Contains Duplicate III - Solution
Solutions and explanations

Video Explanation

This approach uses a SortedSet to maintain a sliding window of up to indexDiff elements (ie.k).
Since the window is kept sorted, we can leverage binary search to efficiently check whether there's a number within valueDiff of the current number.
The algorithm iterates through nums and, for each number, checks whether there is a value within valueDiff in the current window.

  • If such a number is found, it returns True.
  • Otherwise, it adds the current number to the SortedSet and removes the leftmost (oldest) one when the window size exceeds indexDiff.

If the entire array is processed without finding such a pair, the function returns False.

from sortedcontainers import SortedSet

class Solution:
    def containsNearbyAlmostDuplicate(self, nums: List[int], indexDiff: int, valueDiff: int) -> bool:
        if indexDiff <= 0 or valueDiff < 0:
            return False

        window = SortedSet() # Maintain a sorted sliding window

        left = 0
        for num in nums:
            # Find the smallest number in the window that is ≥ (num - valueDiff), as a potential nearby almost duplicate
            pos = window.bisect_left(num - valueDiff) 

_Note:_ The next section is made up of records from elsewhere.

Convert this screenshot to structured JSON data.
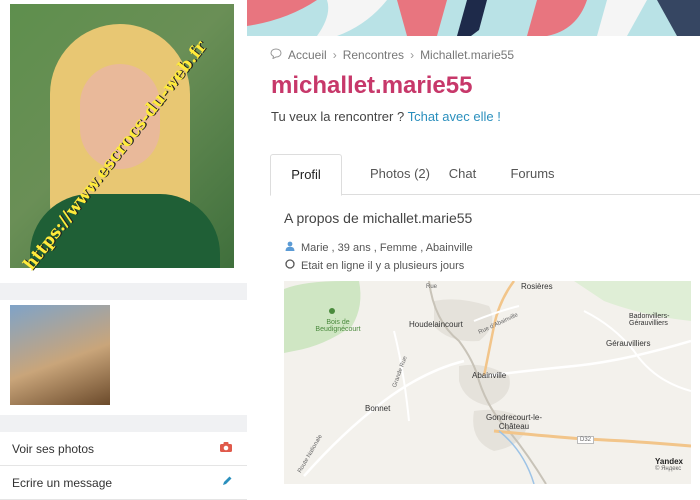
{
  "sidebar": {
    "watermark": "https://www.escrocs-du-web.fr",
    "actions": [
      {
        "label": "Voir ses photos",
        "icon": "camera-icon",
        "icon_color": "#e05a4b"
      },
      {
        "label": "Ecrire un message",
        "icon": "pencil-icon",
        "icon_color": "#2a8fbd"
      }
    ]
  },
  "breadcrumb": [
    "Accueil",
    "Rencontres",
    "Michallet.marie55"
  ],
  "profile": {
    "username": "michallet.marie55",
    "prompt": "Tu veux la rencontrer ?",
    "chat_link": "Tchat avec elle !",
    "about_title": "A propos de michallet.marie55",
    "details": "Marie , 39 ans , Femme , Abainville",
    "status": "Etait en ligne il y a plusieurs jours"
  },
  "tabs": [
    {
      "label": "Profil",
      "active": true
    },
    {
      "label": "Photos (2)",
      "active": false
    },
    {
      "label": "Chat",
      "active": false
    },
    {
      "label": "Forums",
      "active": false
    }
  ],
  "map": {
    "labels": {
      "rosieres": "Rosières",
      "bois": "Bois de Beudignécourt",
      "houdelaincourt": "Houdelaincourt",
      "rue_abainville": "Rue d'Abainville",
      "badonvillers": "Badonvillers-Gérauvilliers",
      "gerauvilliers": "Gérauvilliers",
      "grande_rue": "Grande Rue",
      "abainville": "Abainville",
      "bonnet": "Bonnet",
      "gondrecourt": "Gondrecourt-le-Château",
      "d32": "D32",
      "route_nationale": "Route Nationale",
      "rue": "Rue"
    },
    "provider": "Yandex",
    "provider_sub": "© Яндекс"
  },
  "colors": {
    "accent": "#c7386a",
    "link": "#2a8fbd",
    "icon_user": "#5b9bd5"
  }
}
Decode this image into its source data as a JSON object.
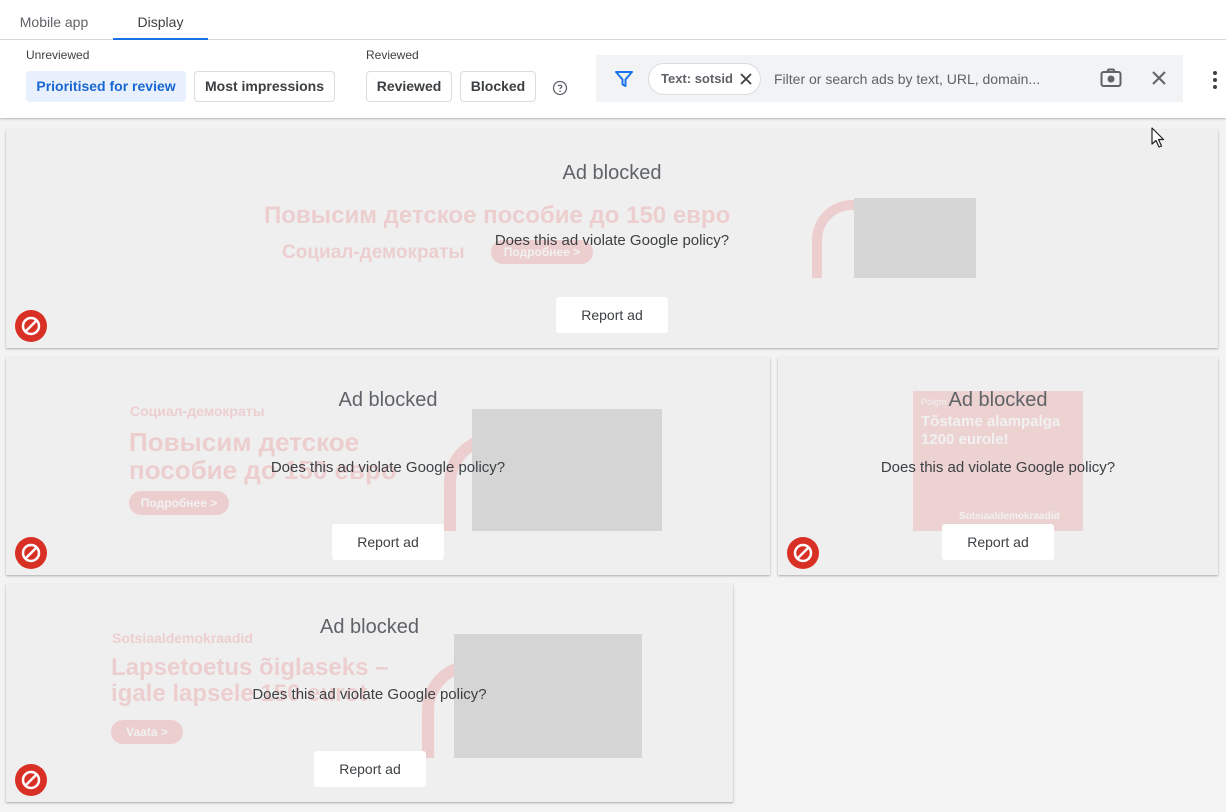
{
  "tabs": [
    {
      "label": "Mobile app",
      "active": false
    },
    {
      "label": "Display",
      "active": true
    }
  ],
  "filters": {
    "unreviewed_label": "Unreviewed",
    "reviewed_label": "Reviewed",
    "chips": [
      "Prioritised for review",
      "Most impressions",
      "Reviewed",
      "Blocked"
    ],
    "selected_chip": "Prioritised for review"
  },
  "search": {
    "text_chip": "Text: sotsid",
    "placeholder": "Filter or search ads by text, URL, domain..."
  },
  "card_common": {
    "title": "Ad blocked",
    "question": "Does this ad violate Google policy?",
    "report_label": "Report ad"
  },
  "ads": [
    {
      "headline": "Повысим детское пособие до 150 евро",
      "brand": "Социал-демократы",
      "cta": "Подробнее >"
    },
    {
      "brand": "Социал-демократы",
      "headline_line1": "Повысим детское",
      "headline_line2": "пособие до 150 евро",
      "cta": "Подробнее >"
    },
    {
      "top": "Polgm",
      "headline_line1": "Tõstame alampalga",
      "headline_line2": "1200 eurole!",
      "brand": "Sotsiaaldemokraadid"
    },
    {
      "brand": "Sotsiaaldemokraadid",
      "headline_line1": "Lapsetoetus õiglaseks –",
      "headline_line2": "igale lapsele 150 eurot",
      "cta": "Vaata >"
    }
  ],
  "colors": {
    "accent": "#1a73e8",
    "block_red": "#d93025",
    "ad_red": "#e8272c"
  }
}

            # Check if that number is within valueDiff of current num
            if pos < len(window) and abs(num - window[pos]) <= valueDiff:
                return True

            window.add(num)
            # Ensure window size does not exceed indexDiff
            if len(window) > indexDiff:
                window.remove(nums[left])
                left += 1

        return False

Complexity Analysis

Here, n is the input size, and k is the size of the sliding window (ie. indexDiff).

  • Time Complexity: O(n log k)
    • Each insertion and removal in the SortedSet takes O(log k), and we perform these operations n times, making the time complexity O(n log k).
  • Space Complexity: O(k)
    • The SortedSet window holds at most k elements at any time.

This approach groups numbers into buckets of size valueDiff + 1 using a hash map (dictionary), while maintaining a sliding window of size indexDiff.
For each number, it checks the current and adjacent buckets for any number within valueDiff.

  • If such a number is found, it returns True.
  • Otherwise, it adds the current number to its bucket and removes the number that falls outside the sliding window when the window exceeds indexDiff.

Finally, if no such pair is found after processing all elements, the function returns False.

class Solution:
    def containsNearbyAlmostDuplicate(self, nums: List[int], indexDiff: int, valueDiff: int) -> bool:
        if indexDiff <= 0 or valueDiff < 0:
            return False

        buckets = collections.defaultdict(int)      # Hashmap to store {bucket_id -> num} in the sliding window
        bucket_size = valueDiff + 1                 # Ensures numbers in the same bucket are within valueDiff

        left = 0
        for right, num in enumerate(nums):
            bucket_id = num // bucket_size      # Python automatically floors integer division for negative numbers
            
            if bucket_id in buckets:            # Check if the current bucket already has a number
                return True
            
            # Check adjacent buckets for numbers within valueDiff of the current num, as they may be close enough to satisfy the condition
            for adj_id in (bucket_id - 1, bucket_id + 1):   
                if adj_id in buckets and abs(num - buckets[adj_id]) <= valueDiff:
                    return True

            buckets[bucket_id] = num    # Add current num to its bucket in the sliding window

            # Ensure window size does not exceed indexDiff, by removing the oldest number if needed (sliding window)
            if right - left >= indexDiff:
                old_num = nums[left]
                old_bucket_id = old_num // bucket_size
                del buckets[old_bucket_id]
                left += 1

        return False

Complexity Analysis

Here, n is the input size, and k is the size of the sliding window (ie. indexDiff).

  • Time Complexity: O(n)
    • Each insertion and removal in the bucket (hash map) takes O(1) on average. In the worst case, we perform these operations for each of the n elements, resulting in a total time complexity of O(n).
  • Space Complexity: O(k)
    • The bucket window (hashmap) holds at most k elements at any time due to the sliding window constraint.